Wilson C. Chin, Ph.D., M.I.T.

Houston, Texas

Email: wilsonchin@aol.com

 

Acknowledgements

The Fourth of July will long remain my day of revelation for 2019. I awoke from an overseas trip to the Wall Street Journal article, "A Fracking Experiment Fails to Pump as Predicted," describing one company’s experience with production problems arising from wells drilled too closely together.

Two years ago, a major supersize fracking operation that many said would represent the future of the U.S. drilling boom was initiated. To reduce costs and avoid problems that can occur when single shale wells are spaced too closely together, an experiment was begun where as many as sixty oil and natural-gas wells would be completed from one location. While many looked promising in 2017, their performance had fallen off very significantly (e.g., compare Figures 9.1.6 and 9.1.7).
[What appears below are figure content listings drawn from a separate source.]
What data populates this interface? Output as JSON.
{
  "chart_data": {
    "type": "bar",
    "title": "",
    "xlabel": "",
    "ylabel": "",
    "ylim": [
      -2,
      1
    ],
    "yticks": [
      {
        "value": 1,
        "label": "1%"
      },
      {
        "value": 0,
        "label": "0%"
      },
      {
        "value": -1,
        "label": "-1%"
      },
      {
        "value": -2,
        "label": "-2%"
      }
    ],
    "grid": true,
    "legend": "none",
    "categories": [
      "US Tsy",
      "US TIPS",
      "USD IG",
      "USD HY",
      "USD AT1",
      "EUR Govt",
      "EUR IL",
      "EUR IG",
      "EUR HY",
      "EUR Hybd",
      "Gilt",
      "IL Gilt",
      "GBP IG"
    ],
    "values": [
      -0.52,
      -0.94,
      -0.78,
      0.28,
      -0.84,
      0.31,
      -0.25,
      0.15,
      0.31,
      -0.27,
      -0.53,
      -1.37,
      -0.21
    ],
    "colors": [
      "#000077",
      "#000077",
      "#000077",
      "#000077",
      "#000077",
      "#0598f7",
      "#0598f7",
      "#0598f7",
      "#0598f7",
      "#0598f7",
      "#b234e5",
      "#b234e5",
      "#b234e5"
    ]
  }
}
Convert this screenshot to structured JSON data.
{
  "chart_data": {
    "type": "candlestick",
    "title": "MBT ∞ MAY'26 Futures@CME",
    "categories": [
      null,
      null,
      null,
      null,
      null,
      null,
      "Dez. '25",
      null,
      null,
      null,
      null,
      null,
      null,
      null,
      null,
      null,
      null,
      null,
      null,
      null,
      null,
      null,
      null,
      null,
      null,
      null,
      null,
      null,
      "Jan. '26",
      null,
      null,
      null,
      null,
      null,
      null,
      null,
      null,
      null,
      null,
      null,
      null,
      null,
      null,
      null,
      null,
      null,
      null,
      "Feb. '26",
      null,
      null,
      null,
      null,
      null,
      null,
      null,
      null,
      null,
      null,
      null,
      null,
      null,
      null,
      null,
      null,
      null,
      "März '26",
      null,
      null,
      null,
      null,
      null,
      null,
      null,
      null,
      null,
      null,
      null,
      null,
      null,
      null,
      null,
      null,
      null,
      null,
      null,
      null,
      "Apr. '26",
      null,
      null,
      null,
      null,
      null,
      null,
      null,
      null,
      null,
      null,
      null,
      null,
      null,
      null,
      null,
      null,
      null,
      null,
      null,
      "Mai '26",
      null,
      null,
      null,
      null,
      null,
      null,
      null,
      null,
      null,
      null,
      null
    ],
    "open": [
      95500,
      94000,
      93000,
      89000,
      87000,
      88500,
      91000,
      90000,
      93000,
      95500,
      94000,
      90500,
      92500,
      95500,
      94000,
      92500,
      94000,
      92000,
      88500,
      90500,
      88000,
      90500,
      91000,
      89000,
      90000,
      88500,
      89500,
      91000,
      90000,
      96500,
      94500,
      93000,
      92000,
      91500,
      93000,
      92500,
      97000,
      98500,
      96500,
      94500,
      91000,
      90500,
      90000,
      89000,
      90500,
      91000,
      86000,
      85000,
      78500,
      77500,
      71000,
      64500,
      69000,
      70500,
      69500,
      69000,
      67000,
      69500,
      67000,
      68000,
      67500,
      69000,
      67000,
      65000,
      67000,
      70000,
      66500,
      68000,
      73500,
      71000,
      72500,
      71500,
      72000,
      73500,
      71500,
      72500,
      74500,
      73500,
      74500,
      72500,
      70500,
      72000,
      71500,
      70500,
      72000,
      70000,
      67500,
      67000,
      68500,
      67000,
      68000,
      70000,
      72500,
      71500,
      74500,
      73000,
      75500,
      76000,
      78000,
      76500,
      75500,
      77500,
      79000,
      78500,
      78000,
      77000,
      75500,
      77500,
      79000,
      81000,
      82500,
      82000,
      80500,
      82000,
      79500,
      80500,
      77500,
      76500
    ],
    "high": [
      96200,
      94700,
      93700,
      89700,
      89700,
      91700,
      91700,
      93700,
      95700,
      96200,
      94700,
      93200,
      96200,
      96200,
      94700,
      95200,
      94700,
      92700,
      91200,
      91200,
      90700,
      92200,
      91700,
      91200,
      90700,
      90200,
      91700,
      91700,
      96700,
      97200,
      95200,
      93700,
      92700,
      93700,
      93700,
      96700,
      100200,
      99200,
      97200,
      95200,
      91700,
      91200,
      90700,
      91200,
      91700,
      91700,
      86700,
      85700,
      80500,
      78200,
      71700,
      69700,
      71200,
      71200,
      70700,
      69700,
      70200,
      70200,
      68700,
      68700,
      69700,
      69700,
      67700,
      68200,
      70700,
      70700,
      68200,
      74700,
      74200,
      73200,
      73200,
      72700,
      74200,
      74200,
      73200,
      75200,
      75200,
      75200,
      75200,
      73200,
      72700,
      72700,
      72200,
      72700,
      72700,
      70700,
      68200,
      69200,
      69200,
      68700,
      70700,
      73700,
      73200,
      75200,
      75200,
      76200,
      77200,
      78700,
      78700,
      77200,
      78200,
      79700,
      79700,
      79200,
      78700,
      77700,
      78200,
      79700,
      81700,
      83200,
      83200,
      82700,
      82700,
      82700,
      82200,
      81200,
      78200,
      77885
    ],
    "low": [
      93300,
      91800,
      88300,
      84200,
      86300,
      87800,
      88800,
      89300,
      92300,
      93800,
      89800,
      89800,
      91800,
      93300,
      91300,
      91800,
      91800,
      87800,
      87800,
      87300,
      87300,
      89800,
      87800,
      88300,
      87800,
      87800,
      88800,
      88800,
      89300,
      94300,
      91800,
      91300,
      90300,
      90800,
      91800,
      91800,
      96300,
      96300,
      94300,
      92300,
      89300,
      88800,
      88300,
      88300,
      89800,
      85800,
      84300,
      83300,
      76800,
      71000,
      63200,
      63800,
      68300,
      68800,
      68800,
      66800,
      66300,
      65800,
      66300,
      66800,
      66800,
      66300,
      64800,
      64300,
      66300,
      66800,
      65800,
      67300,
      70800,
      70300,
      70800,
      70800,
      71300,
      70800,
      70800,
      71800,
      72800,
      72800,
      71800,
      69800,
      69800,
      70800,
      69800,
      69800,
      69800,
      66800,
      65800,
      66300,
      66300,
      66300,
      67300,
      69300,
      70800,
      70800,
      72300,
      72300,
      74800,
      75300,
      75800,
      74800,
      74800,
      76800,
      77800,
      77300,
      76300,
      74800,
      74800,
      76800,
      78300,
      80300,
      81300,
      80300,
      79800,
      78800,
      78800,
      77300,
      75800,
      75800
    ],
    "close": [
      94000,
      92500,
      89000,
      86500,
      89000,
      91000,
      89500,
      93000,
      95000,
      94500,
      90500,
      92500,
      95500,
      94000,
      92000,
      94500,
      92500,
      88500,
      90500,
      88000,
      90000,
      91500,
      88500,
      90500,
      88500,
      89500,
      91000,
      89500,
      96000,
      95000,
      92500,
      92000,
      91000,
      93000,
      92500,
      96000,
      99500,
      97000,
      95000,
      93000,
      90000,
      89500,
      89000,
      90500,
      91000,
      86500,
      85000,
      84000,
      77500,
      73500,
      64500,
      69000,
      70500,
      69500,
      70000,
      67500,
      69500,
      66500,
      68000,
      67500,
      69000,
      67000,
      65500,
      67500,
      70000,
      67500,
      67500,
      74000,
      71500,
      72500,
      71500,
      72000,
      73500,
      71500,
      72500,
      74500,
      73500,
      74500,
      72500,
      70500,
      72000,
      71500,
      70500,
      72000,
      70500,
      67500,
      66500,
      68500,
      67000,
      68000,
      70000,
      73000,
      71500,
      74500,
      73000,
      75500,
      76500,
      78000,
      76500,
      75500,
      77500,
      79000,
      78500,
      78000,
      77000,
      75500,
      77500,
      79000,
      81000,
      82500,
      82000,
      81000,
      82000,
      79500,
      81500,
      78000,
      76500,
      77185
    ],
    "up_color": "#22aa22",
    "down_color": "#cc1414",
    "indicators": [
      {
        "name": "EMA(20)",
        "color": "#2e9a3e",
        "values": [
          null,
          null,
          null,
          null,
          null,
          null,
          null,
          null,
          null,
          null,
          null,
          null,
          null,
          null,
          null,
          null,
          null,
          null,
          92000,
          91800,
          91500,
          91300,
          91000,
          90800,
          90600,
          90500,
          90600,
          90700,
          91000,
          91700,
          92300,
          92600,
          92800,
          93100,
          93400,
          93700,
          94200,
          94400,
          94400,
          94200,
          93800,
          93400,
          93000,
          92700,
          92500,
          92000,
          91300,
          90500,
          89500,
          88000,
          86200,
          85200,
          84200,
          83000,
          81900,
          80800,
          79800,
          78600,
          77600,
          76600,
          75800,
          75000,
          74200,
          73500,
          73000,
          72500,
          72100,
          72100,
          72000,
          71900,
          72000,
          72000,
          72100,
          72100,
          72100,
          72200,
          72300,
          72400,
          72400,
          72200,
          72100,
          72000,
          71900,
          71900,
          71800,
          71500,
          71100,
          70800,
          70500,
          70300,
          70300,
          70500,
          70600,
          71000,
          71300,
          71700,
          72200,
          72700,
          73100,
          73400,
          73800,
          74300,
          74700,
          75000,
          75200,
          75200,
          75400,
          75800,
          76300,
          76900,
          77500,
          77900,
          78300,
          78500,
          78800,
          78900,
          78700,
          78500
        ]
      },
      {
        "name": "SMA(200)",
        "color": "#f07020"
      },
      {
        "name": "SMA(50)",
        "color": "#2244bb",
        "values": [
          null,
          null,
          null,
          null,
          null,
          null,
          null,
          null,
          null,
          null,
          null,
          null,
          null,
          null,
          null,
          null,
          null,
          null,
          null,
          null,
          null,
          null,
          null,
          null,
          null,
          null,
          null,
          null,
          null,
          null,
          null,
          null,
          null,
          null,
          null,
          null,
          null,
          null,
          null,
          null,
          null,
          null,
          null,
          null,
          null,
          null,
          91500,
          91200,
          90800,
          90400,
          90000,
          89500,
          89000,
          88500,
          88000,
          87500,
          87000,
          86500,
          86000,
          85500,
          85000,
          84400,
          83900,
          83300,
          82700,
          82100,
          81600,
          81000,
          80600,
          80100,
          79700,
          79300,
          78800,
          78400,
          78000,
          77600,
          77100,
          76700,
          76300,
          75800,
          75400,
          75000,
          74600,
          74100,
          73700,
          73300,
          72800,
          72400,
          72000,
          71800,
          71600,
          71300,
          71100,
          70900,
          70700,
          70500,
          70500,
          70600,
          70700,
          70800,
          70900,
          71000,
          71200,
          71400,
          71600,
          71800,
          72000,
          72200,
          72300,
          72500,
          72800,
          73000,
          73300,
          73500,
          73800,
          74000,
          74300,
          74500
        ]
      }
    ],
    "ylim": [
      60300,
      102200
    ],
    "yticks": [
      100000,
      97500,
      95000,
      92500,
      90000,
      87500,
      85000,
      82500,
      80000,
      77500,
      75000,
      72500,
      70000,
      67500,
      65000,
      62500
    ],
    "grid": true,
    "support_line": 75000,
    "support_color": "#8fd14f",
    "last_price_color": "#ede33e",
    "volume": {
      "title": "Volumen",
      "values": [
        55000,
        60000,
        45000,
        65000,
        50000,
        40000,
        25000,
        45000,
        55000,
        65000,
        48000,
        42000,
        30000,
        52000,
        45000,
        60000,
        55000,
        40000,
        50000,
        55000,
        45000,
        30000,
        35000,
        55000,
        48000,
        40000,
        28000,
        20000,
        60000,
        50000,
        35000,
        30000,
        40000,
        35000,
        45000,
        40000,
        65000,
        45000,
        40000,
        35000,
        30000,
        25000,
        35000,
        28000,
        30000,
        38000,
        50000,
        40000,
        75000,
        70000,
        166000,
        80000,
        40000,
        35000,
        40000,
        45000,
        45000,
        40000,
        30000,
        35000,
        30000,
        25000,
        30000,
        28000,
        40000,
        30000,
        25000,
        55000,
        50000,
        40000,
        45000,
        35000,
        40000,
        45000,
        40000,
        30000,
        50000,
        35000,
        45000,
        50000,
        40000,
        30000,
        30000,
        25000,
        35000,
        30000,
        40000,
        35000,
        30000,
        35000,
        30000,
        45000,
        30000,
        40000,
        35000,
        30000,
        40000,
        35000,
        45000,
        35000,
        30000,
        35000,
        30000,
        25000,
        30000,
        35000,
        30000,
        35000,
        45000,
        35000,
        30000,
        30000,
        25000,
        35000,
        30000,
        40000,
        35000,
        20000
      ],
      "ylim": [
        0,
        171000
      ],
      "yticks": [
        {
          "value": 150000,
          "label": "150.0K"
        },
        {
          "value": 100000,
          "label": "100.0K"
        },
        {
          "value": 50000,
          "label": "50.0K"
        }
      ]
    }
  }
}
It turned out the problem afflicted an entire industry. Magic rules of thumb, many lacking in reservoir engineering rigor, proliferated. Two hundred feet, then three hundred, then ever increasing separations would be key to productivity. But this was nothing new. In 2014, the senior author attended an industry seminar where one company expert, asked how fracture densities were selected, replied, "If a competitor adopted a hundred fracs, we’d go two hundred."

The WSJ article was not the first to warn of such problems. But it was key to highlighting industry issues that I was unaware of. I would research and study the literature. Spend sleepless nights dreading nightmares. Worry about unknowns rapidly becoming reality. About "frac hits," "parent-child interference, the need for new petrophysics, and how complexities with multilaterals defied analysis.

And "analytical versus ‘data driven’ approaches," as if statistics could replace predictive models ground in physical principles. This book shows how difficult problems can be simply studied using rapid, interactive, but rigorous methods. Over several weeks, the authors devised challenging scenarios showing that key features can be modeled, solved and understood . . . plus carefully documenting our findings.

And so, thank you, Brad Olson, for writing an excellent and enlightening piece; to Xiaoying, for your diligence and hard work; and, as usual, Phil Carmical, Publisher and Acquisition Editor, for your support, interest and keeping the faith all these years.